(1.) THIS Letters Patent Appeal arises from a suit for possession of an agricultural land filed by the plaintiff Saraswati. The trial Court held on a preliminary issue that the suit was barred by res judicata and dismissed the suit. On appeal, the District Court found that the suit was not so barred and remanded it to the trial Court for disposal on the remaining issues. An appeal from this order was filed in this Court and was heard by Miabhoy J. , who confirmed the decision of the District Court. The present appeal was then filed on a certificate granted by Miabhoy J. under Clause 15 of the Letters Patent.
(2.) THE previous suit, the decision in which is claimed to operate as res judicata was filed in 1950 by the present plaintiff Saraswati and her stepsister Parvati. In both the suits, Saraswati claimed that the property in dispute originally belonged to the joint family consisting of her father Chanbasappa and his brother Shivshankar, and that on a partition between Chanbasappa and Shivshankar, the property had fallen to the share of Chanbasappa. Chanbasappa died in 1942, leaving behind his son Malkappa, his daughters Saraswati and Parvati, and his widow Ambawa. Shivshankar died in 1946, and the defendants in the suit of 1930 as well as the present suit are the widow and the son respectively of Shivshankar. Saraswati claimed in the former suit, as she has done in the present suit, that after the death of Chanbasappa in 1942, the property went to his son Malkappa, who died in 1943; that after Malkappa's death, the property was vested in his mother (Chanbasappa's widow) Ambawa, who remarried in 1944; and that on the remarriage of Ambawa, the property was inherited by the daughters Saraswati (the present plaintiff) and Parvati.

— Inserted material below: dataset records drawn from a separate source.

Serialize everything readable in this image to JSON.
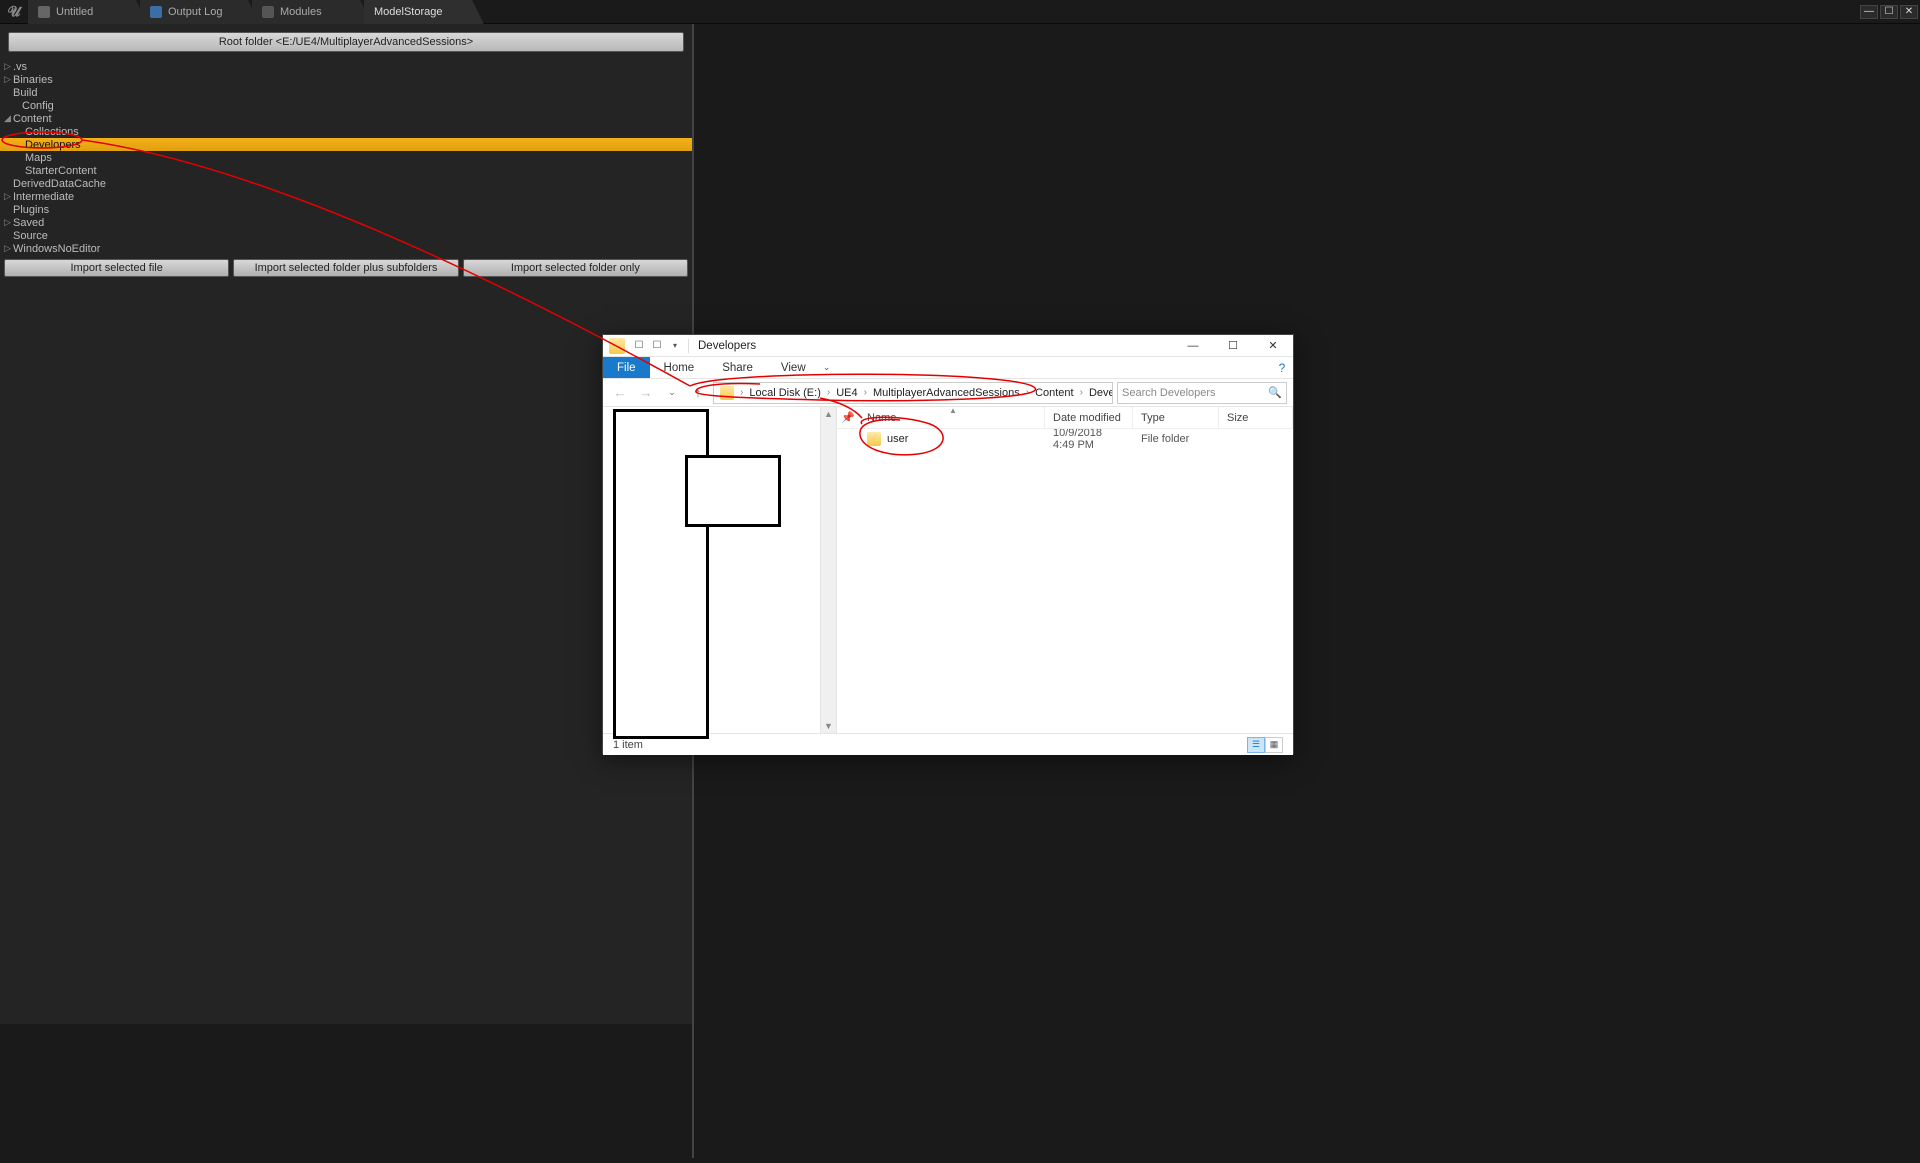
{
  "ue_tabs": [
    {
      "label": "Untitled",
      "icon": "doc-icon"
    },
    {
      "label": "Output Log",
      "icon": "log-icon"
    },
    {
      "label": "Modules",
      "icon": "modules-icon"
    },
    {
      "label": "ModelStorage",
      "icon": "storage-icon"
    }
  ],
  "root_folder_label": "Root folder <E:/UE4/MultiplayerAdvancedSessions>",
  "tree": [
    {
      "label": ".vs",
      "indent": 0,
      "arrow": "▷"
    },
    {
      "label": "Binaries",
      "indent": 0,
      "arrow": "▷"
    },
    {
      "label": "Build",
      "indent": 0,
      "arrow": ""
    },
    {
      "label": "Config",
      "indent": 0,
      "arrow": "",
      "pad": true
    },
    {
      "label": "Content",
      "indent": 0,
      "arrow": "◢"
    },
    {
      "label": "Collections",
      "indent": 1,
      "arrow": ""
    },
    {
      "label": "Developers",
      "indent": 1,
      "arrow": "",
      "selected": true
    },
    {
      "label": "Maps",
      "indent": 1,
      "arrow": ""
    },
    {
      "label": "StarterContent",
      "indent": 1,
      "arrow": ""
    },
    {
      "label": "DerivedDataCache",
      "indent": 0,
      "arrow": ""
    },
    {
      "label": "Intermediate",
      "indent": 0,
      "arrow": "▷"
    },
    {
      "label": "Plugins",
      "indent": 0,
      "arrow": ""
    },
    {
      "label": "Saved",
      "indent": 0,
      "arrow": "▷"
    },
    {
      "label": "Source",
      "indent": 0,
      "arrow": ""
    },
    {
      "label": "WindowsNoEditor",
      "indent": 0,
      "arrow": "▷"
    }
  ],
  "import_buttons": {
    "file": "Import selected file",
    "folder_sub": "Import selected folder plus subfolders",
    "folder_only": "Import selected folder only"
  },
  "explorer": {
    "title": "Developers",
    "ribbon": {
      "file": "File",
      "home": "Home",
      "share": "Share",
      "view": "View"
    },
    "breadcrumbs": [
      "Local Disk (E:)",
      "UE4",
      "MultiplayerAdvancedSessions",
      "Content",
      "Developers"
    ],
    "search_placeholder": "Search Developers",
    "columns": {
      "name": "Name",
      "date": "Date modified",
      "type": "Type",
      "size": "Size"
    },
    "row": {
      "name": "user",
      "date": "10/9/2018 4:49 PM",
      "type": "File folder",
      "size": ""
    },
    "status": "1 item"
  }
}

(3.) IN the suit of 1950, the claim of the plaintiffs was opposed by the defendants on two grounds : firstly, that there was no partition between Shivshankar and Chanbasappa, so that on the death of Chanbasappa and Malkappa, the property went by survivorship to Shivshankar and thereafter to the defendants; and secondly, that even supposing that the property was the separate property of Chanbasappa and then of Malkappa, the plaintiffs Saraswati and Parvati were not the nearest heirs of Malkappa. In dismissing the suit of 1950, the Court accepted both these defences. On the first issue, whether the suit property was the separate property of Chanbasappa, the Court held that the plaintiffs had failed to prove the alleged partition between Chanbasappa and Shivshankar. On the second issue, whether the plaintiffs were the heirs of the deceased Malkappa, the learned trial Judge observed that at the time when the suit was filed, one Nilawwa the mother of Chanbasappa and Shivshankar, was alive, and that Nilawwa was a nearer heir of the deceased Malkappa,' being his grandmother; than the plaintiffs who were his sisters. Nilawwa, however, died during the pendency of the suit, and this fact was brought to the notice of the learned Judge. But the learned Judge was of the view that Ambawa, despite her re-marriage, was the nearer heir of the deceased Malkaprp. Hence the second issue was also decided against the plaintiffs.